On July 14, 1918, Quentin Roosevelt, a pilot in the United States Air Service and the fourth son of former U.S. President Theodore Roosevelt, is shot down and killed by a German Fokker plane over the Marne River in France.
The young Roosevelt was engaged to Flora Payne Whitney, the granddaughter of Cornelius Vanderbilt, one of the country’s richest men. The couple met at a ball in Newport, Rhode Island, in August 1916 and soon fell in love, although the alliance between the modest, old-money Roosevelts and the flamboyantly wealthy Vanderbilt-Whitneys was at first controversial on both sides.

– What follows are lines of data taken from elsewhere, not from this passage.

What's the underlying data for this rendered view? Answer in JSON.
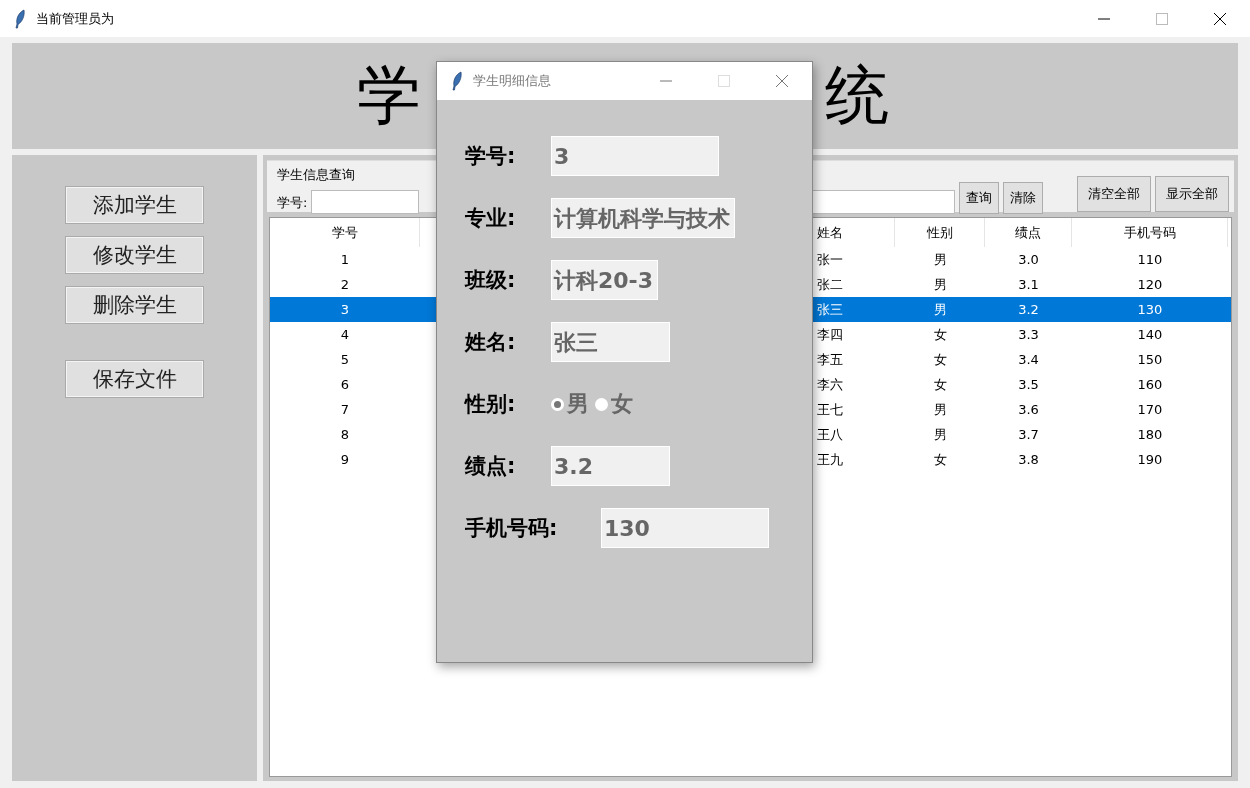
{
  "window": {
    "title": "当前管理员为"
  },
  "header": {
    "title_parts": [
      "学",
      "统"
    ]
  },
  "sidebar": {
    "buttons": [
      {
        "label": "添加学生"
      },
      {
        "label": "修改学生"
      },
      {
        "label": "删除学生"
      },
      {
        "label": "保存文件"
      }
    ]
  },
  "query": {
    "group_title": "学生信息查询",
    "id_label": "学号:",
    "buttons": [
      "查询",
      "清除"
    ],
    "right_buttons": [
      "清空全部",
      "显示全部"
    ]
  },
  "table": {
    "columns": [
      "学号",
      "姓名",
      "性别",
      "绩点",
      "手机号码"
    ],
    "rows": [
      {
        "cells": [
          "1",
          "张一",
          "男",
          "3.0",
          "110"
        ],
        "selected": false
      },
      {
        "cells": [
          "2",
          "张二",
          "男",
          "3.1",
          "120"
        ],
        "selected": false
      },
      {
        "cells": [
          "3",
          "张三",
          "男",
          "3.2",
          "130"
        ],
        "selected": true
      },
      {
        "cells": [
          "4",
          "李四",
          "女",
          "3.3",
          "140"
        ],
        "selected": false
      },
      {
        "cells": [
          "5",
          "李五",
          "女",
          "3.4",
          "150"
        ],
        "selected": false
      },
      {
        "cells": [
          "6",
          "李六",
          "女",
          "3.5",
          "160"
        ],
        "selected": false
      },
      {
        "cells": [
          "7",
          "王七",
          "男",
          "3.6",
          "170"
        ],
        "selected": false
      },
      {
        "cells": [
          "8",
          "王八",
          "男",
          "3.7",
          "180"
        ],
        "selected": false
      },
      {
        "cells": [
          "9",
          "王九",
          "女",
          "3.8",
          "190"
        ],
        "selected": false
      }
    ]
  },
  "dialog": {
    "title": "学生明细信息",
    "fields": [
      {
        "kind": "entry",
        "label": "学号:",
        "value": "3"
      },
      {
        "kind": "entry",
        "label": "专业:",
        "value": "计算机科学与技术"
      },
      {
        "kind": "entry",
        "label": "班级:",
        "value": "计科20-3"
      },
      {
        "kind": "entry",
        "label": "姓名:",
        "value": "张三"
      },
      {
        "kind": "radio",
        "label": "性别:",
        "options": [
          {
            "label": "男",
            "selected": true
          },
          {
            "label": "女",
            "selected": false
          }
        ]
      },
      {
        "kind": "entry",
        "label": "绩点:",
        "value": "3.2"
      },
      {
        "kind": "entry",
        "label": "手机号码:",
        "value": "130"
      }
    ]
  }
}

Quentin’s letters to Flora, from the time they met until his death, charted the course of America’s entry into the war. Theodore Roosevelt, incensed at America’s continuing neutrality in the face of German aggression–including the sinking of the British cruise liner Lusitania in May 1915, in which 128 Americans drowned–campaigned unsuccessfully for the presidency in 1916, severely criticizing Woodrow Wilson, who was reelected on a neutrality platform. While he was initially neutral, Quentin came to agree with his father, writing to Flora in early 1917 from Harvard University, where he was studying, that “We are a pretty sordid lot, aren’t we, to want to sit looking on while England and France fight our battles and pan gold into our pockets.”